Tra fusilli al pomodoro, whisky di momentanea rassegnazione, scatolame d’emergenza e pesca arrangiata al cospetto di squali e barracuda, il solitario Redford si muove operoso contro ogni sorta di evento nefasto. In contrasto con la sua odissea senza terra e in balia di una crociera che si rivelerà giostra letale.

Uno dei temi musicali, firmato da Alex Ebert, è di poche note, ma con la sua fanfara sembra la metafora della fine di una star, un lungo ammainabandiera al quale non piegarsi, il combattimento dell’uomo contro la natura. Un elemento è anche il sonoro, così lo sciabordio come i cigolii delle carrucole, il sibilare delle cime al vento quanto il suo soffio, il crepitio dei legni sotto i passi e le azioni del protagonista sono i suoi veri compagni. All is lost è un buon film, progressivamente tensivo, seppur muto.
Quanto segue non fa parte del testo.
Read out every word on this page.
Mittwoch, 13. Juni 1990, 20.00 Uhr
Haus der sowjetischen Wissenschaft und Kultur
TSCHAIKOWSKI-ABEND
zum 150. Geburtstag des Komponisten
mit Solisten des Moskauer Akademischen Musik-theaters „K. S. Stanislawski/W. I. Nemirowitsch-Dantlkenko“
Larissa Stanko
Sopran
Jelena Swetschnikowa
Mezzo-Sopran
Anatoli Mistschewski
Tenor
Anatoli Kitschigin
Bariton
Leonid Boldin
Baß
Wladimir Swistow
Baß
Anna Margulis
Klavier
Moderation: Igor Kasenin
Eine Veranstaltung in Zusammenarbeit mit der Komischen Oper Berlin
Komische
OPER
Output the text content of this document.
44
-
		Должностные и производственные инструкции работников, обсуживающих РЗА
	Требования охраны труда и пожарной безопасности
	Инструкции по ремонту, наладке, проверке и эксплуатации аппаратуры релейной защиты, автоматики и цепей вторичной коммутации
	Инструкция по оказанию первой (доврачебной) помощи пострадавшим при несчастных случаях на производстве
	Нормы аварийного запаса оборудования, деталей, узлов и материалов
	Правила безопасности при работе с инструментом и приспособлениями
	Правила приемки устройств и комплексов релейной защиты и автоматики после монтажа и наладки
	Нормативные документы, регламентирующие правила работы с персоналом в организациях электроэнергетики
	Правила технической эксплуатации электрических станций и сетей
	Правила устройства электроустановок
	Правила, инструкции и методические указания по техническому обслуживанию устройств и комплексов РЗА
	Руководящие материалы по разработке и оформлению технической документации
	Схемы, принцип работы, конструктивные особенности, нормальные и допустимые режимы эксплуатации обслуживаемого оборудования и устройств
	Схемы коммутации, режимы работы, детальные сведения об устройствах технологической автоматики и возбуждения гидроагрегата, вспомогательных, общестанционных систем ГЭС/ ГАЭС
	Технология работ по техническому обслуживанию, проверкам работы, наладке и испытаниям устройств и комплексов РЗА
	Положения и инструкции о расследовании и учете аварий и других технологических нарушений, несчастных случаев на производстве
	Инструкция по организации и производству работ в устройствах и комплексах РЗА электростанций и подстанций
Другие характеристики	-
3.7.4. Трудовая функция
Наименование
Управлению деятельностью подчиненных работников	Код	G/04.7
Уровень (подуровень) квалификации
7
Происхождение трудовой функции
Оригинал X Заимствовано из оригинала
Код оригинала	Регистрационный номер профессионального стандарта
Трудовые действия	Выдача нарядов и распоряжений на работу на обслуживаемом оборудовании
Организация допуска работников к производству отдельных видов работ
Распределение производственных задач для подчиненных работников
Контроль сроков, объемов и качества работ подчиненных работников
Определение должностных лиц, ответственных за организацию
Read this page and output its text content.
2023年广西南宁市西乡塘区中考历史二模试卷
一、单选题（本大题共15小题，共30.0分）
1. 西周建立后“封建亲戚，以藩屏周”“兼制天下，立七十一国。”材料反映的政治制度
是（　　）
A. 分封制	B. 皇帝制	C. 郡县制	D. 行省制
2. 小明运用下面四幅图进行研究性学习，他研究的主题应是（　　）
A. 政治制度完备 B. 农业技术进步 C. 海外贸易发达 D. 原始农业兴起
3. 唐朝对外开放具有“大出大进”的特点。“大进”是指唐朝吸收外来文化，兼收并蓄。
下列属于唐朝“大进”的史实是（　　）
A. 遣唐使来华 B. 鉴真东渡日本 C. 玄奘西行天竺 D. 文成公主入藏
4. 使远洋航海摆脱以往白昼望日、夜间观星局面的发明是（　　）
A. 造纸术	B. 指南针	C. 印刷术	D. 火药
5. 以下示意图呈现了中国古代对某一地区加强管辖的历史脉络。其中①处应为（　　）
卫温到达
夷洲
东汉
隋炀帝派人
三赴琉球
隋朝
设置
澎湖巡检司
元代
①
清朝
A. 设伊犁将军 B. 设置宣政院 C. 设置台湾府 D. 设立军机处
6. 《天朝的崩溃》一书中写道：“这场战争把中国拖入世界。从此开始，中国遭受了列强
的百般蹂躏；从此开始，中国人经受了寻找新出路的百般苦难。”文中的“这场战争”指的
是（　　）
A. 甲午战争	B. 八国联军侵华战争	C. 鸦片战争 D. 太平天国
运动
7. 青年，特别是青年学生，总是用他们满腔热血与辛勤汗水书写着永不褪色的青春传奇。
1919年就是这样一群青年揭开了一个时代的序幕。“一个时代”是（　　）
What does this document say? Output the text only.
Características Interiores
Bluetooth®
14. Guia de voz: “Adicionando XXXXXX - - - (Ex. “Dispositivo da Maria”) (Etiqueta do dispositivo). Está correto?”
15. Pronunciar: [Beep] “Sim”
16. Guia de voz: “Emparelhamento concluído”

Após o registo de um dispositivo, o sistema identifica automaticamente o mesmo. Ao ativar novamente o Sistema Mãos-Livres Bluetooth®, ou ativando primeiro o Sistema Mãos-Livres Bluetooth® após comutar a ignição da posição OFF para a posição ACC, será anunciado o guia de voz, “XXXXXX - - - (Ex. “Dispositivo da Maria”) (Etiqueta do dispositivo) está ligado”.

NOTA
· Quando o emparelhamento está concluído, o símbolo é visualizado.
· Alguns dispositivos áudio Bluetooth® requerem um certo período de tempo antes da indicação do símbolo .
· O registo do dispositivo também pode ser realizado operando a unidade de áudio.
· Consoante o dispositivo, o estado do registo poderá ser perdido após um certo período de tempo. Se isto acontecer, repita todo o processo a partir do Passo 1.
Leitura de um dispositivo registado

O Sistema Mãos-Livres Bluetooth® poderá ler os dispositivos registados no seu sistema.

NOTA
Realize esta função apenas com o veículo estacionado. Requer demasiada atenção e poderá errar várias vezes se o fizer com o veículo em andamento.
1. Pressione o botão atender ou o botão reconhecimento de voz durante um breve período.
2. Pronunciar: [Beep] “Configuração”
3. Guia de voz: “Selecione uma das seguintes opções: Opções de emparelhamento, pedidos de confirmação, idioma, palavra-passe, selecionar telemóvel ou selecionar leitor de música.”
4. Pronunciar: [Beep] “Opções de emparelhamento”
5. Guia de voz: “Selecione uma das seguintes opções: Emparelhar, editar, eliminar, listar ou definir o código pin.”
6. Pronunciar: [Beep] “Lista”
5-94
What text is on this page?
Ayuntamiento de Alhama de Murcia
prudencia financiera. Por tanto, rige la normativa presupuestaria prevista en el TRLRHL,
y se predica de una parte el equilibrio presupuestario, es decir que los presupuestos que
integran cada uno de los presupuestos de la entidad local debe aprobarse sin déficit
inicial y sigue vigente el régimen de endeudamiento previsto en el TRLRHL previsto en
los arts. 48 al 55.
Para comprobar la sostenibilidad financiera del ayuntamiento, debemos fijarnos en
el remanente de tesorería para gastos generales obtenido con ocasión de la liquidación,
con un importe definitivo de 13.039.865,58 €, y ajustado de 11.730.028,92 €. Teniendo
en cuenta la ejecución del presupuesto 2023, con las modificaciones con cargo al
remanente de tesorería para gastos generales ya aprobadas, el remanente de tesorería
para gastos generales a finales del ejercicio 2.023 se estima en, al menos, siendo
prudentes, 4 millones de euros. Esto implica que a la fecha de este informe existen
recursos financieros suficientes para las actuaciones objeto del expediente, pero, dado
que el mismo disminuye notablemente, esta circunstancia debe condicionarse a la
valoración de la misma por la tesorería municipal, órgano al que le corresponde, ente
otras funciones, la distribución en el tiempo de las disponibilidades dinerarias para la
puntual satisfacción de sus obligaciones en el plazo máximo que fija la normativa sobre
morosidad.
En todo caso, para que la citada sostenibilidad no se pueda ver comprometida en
Non è una storia sulla vela, ma sulla lotta per la sopravvivenza. Comunque consigliato a tutti gli appassionati di mare ma, per gli esperti più esigenti, con leggerezza sulla rappresentazione romanzata della vela che ne viene fuori. Del resto i vari Rambo e Die Hard non vennero amati per la veridicità dell’uso di armi o di salti illesi dei protagonisti a seguito di esplosioni spettacolari.